A Operação Tris in Idem, deflagrada nesta sexta, 28, revelou uma série de suspeitas do Ministério Público Federal (MPF) sobre a gestão Wilson Witzel (PSC). Além do próprio governador do Rio, que já é alvo de um processo de impeachment na Assembleia Legislativa por denúncias de irregularidades em contratações emergenciais na pandemia, seu vice, Cláudio Castro (PSC), e pelo menos cinco secretários em exercício ou exonerados são investigados pela Procuradoria.
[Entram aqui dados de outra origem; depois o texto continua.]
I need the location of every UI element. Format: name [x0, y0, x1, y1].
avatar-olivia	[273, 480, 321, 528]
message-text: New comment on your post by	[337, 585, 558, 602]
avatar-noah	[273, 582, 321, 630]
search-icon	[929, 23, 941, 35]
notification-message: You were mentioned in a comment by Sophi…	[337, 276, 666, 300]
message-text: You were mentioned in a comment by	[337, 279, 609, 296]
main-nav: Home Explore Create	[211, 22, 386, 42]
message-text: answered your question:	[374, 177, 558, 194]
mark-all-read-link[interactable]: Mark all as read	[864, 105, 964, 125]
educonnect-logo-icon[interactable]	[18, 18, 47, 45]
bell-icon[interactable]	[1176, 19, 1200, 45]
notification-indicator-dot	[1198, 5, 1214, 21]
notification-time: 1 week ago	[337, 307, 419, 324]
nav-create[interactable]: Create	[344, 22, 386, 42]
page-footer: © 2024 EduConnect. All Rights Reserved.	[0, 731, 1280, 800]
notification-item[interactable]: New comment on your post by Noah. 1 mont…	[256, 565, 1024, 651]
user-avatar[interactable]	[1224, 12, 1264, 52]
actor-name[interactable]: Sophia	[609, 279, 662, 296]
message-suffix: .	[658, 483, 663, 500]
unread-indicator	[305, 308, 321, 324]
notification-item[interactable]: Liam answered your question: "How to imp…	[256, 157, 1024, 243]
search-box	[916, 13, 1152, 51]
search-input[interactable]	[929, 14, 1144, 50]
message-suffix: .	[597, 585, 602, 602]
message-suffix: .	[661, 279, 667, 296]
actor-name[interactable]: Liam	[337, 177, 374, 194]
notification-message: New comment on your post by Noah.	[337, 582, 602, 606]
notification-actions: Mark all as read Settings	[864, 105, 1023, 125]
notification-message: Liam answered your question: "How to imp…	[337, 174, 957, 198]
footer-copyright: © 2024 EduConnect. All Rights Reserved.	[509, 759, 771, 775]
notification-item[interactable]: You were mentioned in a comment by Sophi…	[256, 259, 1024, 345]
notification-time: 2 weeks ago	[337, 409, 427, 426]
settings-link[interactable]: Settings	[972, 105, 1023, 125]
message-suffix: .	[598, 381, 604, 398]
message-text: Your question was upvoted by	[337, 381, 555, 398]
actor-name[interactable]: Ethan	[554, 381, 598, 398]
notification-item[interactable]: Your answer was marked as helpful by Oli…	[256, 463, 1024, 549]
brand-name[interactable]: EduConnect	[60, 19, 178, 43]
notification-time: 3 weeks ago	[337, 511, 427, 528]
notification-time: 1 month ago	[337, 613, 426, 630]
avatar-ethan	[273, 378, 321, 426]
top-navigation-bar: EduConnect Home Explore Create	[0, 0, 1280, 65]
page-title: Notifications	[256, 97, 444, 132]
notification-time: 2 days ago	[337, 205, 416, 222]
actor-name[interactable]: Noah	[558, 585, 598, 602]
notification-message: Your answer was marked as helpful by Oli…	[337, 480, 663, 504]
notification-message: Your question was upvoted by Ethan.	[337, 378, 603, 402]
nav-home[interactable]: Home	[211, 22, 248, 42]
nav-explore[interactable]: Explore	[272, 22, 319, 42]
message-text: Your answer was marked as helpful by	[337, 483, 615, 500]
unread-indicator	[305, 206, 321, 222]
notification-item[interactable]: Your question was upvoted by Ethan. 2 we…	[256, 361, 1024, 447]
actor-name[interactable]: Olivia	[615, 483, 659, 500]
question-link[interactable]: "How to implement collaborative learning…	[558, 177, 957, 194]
O inquérito enfraquece o governo, que já vem isolado politicamente, e arrasta membros do alto escalão para o centro da apuração criminal. Além de Edmar Santos, ex-secretário de Saúde que fechou acordo de delação premiada com as autoridades, de seu ‘número dois’ na pasta, Gabriell Neves, preso em maio por denúncias de improbidade, suspeitas sobre o envolvimento de outras secretarias em diferentes frentes de irregularidades constam na representação de 403 páginas assinada pela subprocuradora-geral da República, Lindôra Araújo.
Segundo o documento, o ex-secretário de Desenvolvimento Econômico, Lucas Tristão, preso na operação de ontem, atuaria como interlocutor entre o governo e Mário Peixoto para alinhar detalhes do suposto esquema de direcionamento de licitações em favor de organizações sociais controladas pelo empresário. Classificado como ‘pessoa de confiança’ de Witzel e de Peixoto, ele é suspeito de participar da operacionalização do plano para ocultar, através de seu próprio escritório e do escritório da primeira-dama, Helena Witzel, o recebimento de propinas pagas pelo empresário.
Também supostamente ligados a Mário Peixoto, os secretários de Educação, Pedro Fernandes, e de Ciência e Tecnologia, Leonardo Rodrigues, teriam sido indicados pelo executivo. Rodrigues ainda teria recebido propinas de um segundo empresário, José Carlos de Melo, para garantir contratos a empresas ‘agenciadas’ por ele.
Alvos de buscas na operação de ontem, os secretários de Governo, Cleiton Rodrigues, e da Casa Civil, André Moura (PSC), são suspeitos de encabeçarem suposto esquema de loteamento de cargos para apadrinhados de deputados estaduais. Em delação, Edmar Santos afirmou que cerca de 1.800 vagas de porteiros, auxiliares de limpeza, seguranças e funções de nível técnico foram oferecidas a deputados em troca de apoio politico. O MPF também indicou foi apurado que parlamentares podem ter se beneficiado de desvios de dinheiro público relacionados a sobras dos duodécimos do Legislativo.
O secretário de Cidades, Juarez Fialho, que também é tesoureiro do PSC, é citado na representação do Ministério Público Federal como sócio de um suposto operador financeiro do Pastor Everaldo, apontado como coordenador de um dos grupos beneficiados sistematicamente por contratações irregularidades do governo. A Procuradoria também chamou atenção para o participação de Fialho em ‘empresas interligadas’ e como titular de uma offshore na Suíça.